Conclusion — strategic takeaways for WindowsForum readers​

Microsoft’s Foundry upgrades are a substantial step toward operationalizing agentic AI at enterprise scale. The new stack—Foundry IQ for managed grounding, Fabric IQ/Work IQ for semantic and people context, Foundry Control Plane/Agent 365 for governance, a Model Context Protocol tools catalog, and a model router—addresses the three most common enterprise blockers: grounding, orchestration and governance. These pieces are available now in varying preview stages and are documented in Microsoft’s Book of News, product blogs and partner writeups. The practical reality for IT teams is that Microsoft reduces engineering friction but does not eliminate the need for disciplined data management, identity controls, telemetry integration and cost governance. The vendor performance and savings claims are promising, but they are vendor‑reported—enterprises must validate them on real workloads and adopt a measured, phased rollout that emphasizes monitoring, human‑in‑the‑loop approvals for high‑impact tasks, and a rigorous agent lifecycle. For WindowsForum readers focused on secure adoption: treat agents as a new class of workload—plan for identity, least‑privilege MCP tool scoping, DLP verification, and SIEM integration before you allow agentic write operations into production systems. The Foundry updates give IT teams the primitives to do this; the responsibility for secure implementation remains squarely with enterprise architects, SecOps, and application owners.

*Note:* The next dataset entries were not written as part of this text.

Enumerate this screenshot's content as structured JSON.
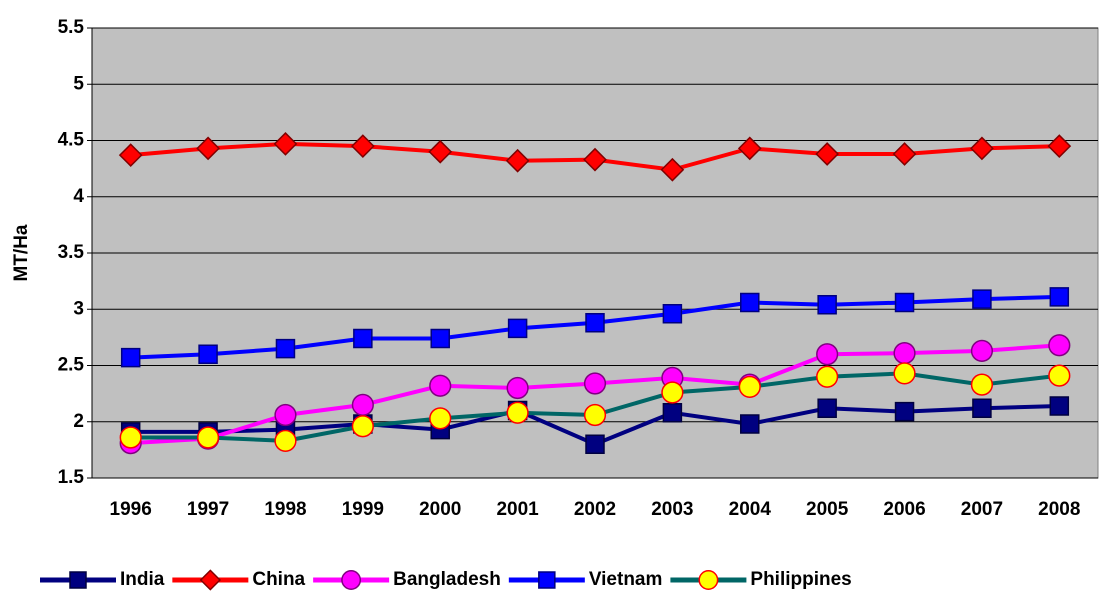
{
  "chart_data": {
    "type": "line",
    "y_label": "MT/Ha",
    "categories": [
      "1996",
      "1997",
      "1998",
      "1999",
      "2000",
      "2001",
      "2002",
      "2003",
      "2004",
      "2005",
      "2006",
      "2007",
      "2008"
    ],
    "ylim": [
      1.5,
      5.5
    ],
    "yticks": [
      1.5,
      2,
      2.5,
      3,
      3.5,
      4,
      4.5,
      5,
      5.5
    ],
    "grid": true,
    "series": [
      {
        "name": "India",
        "color": "#000080",
        "marker": "square",
        "marker_fill": "#000080",
        "marker_edge": "#000040",
        "values": [
          1.91,
          1.91,
          1.93,
          1.98,
          1.93,
          2.1,
          1.8,
          2.08,
          1.98,
          2.12,
          2.09,
          2.12,
          2.14
        ]
      },
      {
        "name": "China",
        "color": "#ff0000",
        "marker": "diamond",
        "marker_fill": "#ff0000",
        "marker_edge": "#800000",
        "values": [
          4.37,
          4.43,
          4.47,
          4.45,
          4.4,
          4.32,
          4.33,
          4.24,
          4.43,
          4.38,
          4.38,
          4.43,
          4.45
        ]
      },
      {
        "name": "Bangladesh",
        "color": "#ff00ff",
        "marker": "circle",
        "marker_fill": "#ff00ff",
        "marker_edge": "#800080",
        "values": [
          1.81,
          1.85,
          2.06,
          2.15,
          2.32,
          2.3,
          2.34,
          2.39,
          2.33,
          2.6,
          2.61,
          2.63,
          2.68
        ]
      },
      {
        "name": "Vietnam",
        "color": "#0000ff",
        "marker": "square",
        "marker_fill": "#0000ff",
        "marker_edge": "#000080",
        "values": [
          2.57,
          2.6,
          2.65,
          2.74,
          2.74,
          2.83,
          2.88,
          2.96,
          3.06,
          3.04,
          3.06,
          3.09,
          3.11
        ]
      },
      {
        "name": "Philippines",
        "color": "#006666",
        "marker": "circle",
        "marker_fill": "#ffff00",
        "marker_edge": "#ff0000",
        "values": [
          1.86,
          1.86,
          1.83,
          1.96,
          2.03,
          2.08,
          2.06,
          2.26,
          2.31,
          2.4,
          2.43,
          2.33,
          2.41
        ]
      }
    ]
  }
}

Note on verification: most product claims described above are documented in Microsoft’s Ignite Book of News and Foundry product blogs; independent coverage from enterprise press and partner blogs corroborates the principal features and integration patterns. Performance figures and market forecasts quoted by Microsoft should be treated as vendor‑provided and validated with pilot measurements in your environment before relying on them for capacity or financial planning.